Though the Supers do take bites out of Domestic Premium sales, they take bigger bites out of Craft, which is a large part of the reason the Craft category has seen relatively mild sales increases in the past few years. This year, Craft grew by 3.1 percent, or about $124 million in sales, which we can mostly attribute to the category’s ability to deliver fresh takes on the IPA style far more quickly than any other.

AB InBev’s Michelob Ultra remains immune to the pressures mounting around Domestic Premiums, seeing a hearty 14.6 percent increase in sales this year, bringing its sales for the year to just under $500 million. These sales indicate the same trend we’ve seen within Craft – a move back to lower-ABV, lower-calorie options. Its reliable placement alongside Domestics wherever they are sold give it ample opportunity to be the healthier alternative.

Total beer sales in the past 52 weeks are up nearly two percent, which translates to over $600 million more dollars spent on beer than last year.

The Flavored Malt Beverage category is always a bit of a toss-up, but usually there is a meteoric rise or equally rapid decline in sales triggered by a few key players. Not Your Father’s Root Beer took the world by storm a few years ago but has since petered into oblivion. This year has seen the rise of “Hard Seltzer.”

White Claw Hard Seltzer saw sales increase almost 490 percent this year and is now a top 25 brand. Similarly, Truly Spiked and Sparkling grew by 190 percent and cracked the top 50 biggest brands, selling more than Boston Lager and Fat Tire. This is partially attributed to the popularity increase of non-alcoholic cider but also, once again, points to a desire for healthier drinking alternatives.

Founders All Day IPA is now one of the most popular beers in the Craft segment after a 37 percent sales increase this year. This jump places it in the top ten Craft brands (by IRI’s classification) and second to only Lagunitas IPA in terms of IPA sales.

What do each of these outliers have in common? They’re all either low in alcohol or low in calories.

From this swirling vortex of numbers we can deduce that the American palate and sensibility is skewing towards refined drinking choices. Less sugar, alcohol, bitterness… but we still want more hops. This means dry hopping and other more advanced methods of imparting flavor into beer beyond artificial additives will become even more integral for breweries wishing to succeed in the current climate.

This also points to the shifting place of beer and beer-like drinks within our culture. Beer has long been the drink of community and celebration, and it is now also becoming the go-to choice for active lifestyle individuals who want a drink that enhances their experience without weighing them down physically or mentally.

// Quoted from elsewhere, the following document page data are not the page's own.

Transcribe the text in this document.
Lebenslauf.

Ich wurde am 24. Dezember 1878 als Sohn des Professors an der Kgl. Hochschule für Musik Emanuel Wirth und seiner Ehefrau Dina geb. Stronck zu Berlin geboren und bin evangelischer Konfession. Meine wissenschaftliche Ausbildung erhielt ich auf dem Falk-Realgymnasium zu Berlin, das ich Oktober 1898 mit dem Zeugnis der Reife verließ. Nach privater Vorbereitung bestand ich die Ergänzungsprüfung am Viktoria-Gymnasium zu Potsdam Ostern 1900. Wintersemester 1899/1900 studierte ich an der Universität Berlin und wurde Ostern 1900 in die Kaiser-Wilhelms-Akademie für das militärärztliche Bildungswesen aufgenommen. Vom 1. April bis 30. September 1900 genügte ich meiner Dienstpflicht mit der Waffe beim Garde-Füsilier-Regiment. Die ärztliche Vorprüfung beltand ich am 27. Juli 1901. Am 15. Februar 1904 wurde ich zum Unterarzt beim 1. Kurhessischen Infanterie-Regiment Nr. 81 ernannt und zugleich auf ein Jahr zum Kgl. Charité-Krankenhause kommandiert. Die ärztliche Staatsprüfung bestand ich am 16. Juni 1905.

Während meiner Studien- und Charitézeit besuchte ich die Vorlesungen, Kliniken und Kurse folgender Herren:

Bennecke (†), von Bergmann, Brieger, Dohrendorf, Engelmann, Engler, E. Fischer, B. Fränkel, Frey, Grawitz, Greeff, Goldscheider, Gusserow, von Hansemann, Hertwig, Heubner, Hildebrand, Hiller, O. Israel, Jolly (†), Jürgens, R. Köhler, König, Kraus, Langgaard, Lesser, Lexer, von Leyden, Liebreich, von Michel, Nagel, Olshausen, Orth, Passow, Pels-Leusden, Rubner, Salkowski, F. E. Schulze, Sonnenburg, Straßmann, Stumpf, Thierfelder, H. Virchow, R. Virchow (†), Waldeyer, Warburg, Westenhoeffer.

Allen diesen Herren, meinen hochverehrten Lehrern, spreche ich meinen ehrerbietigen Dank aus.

To boil the year’s drinking trends down to one sentence: We value flavor, but we also value our health.

Next Year
Successful beer styles in 2019 will find novel and authentic means of imparting more flavor without cheapening the experience, because drinkers are becoming harder to fool with cheap tricks.

Exploration of flavors within stylistic subsets may lead to striking gold, and the keys to doing so will be technical brewing expertise and the use of real ingredients that minimize guilt on the drinker’s behalf.

We may see some Frankenstein creations, but the public will ultimately decide what is inherently good and will support these products with its collective coin purse.

Lastly, the increase in sales of alternative alcoholic beverages, be it cider or seltzer, point to the value in branching out beyond traditional beer. If you brew it and it has merit, it will find its place in the market.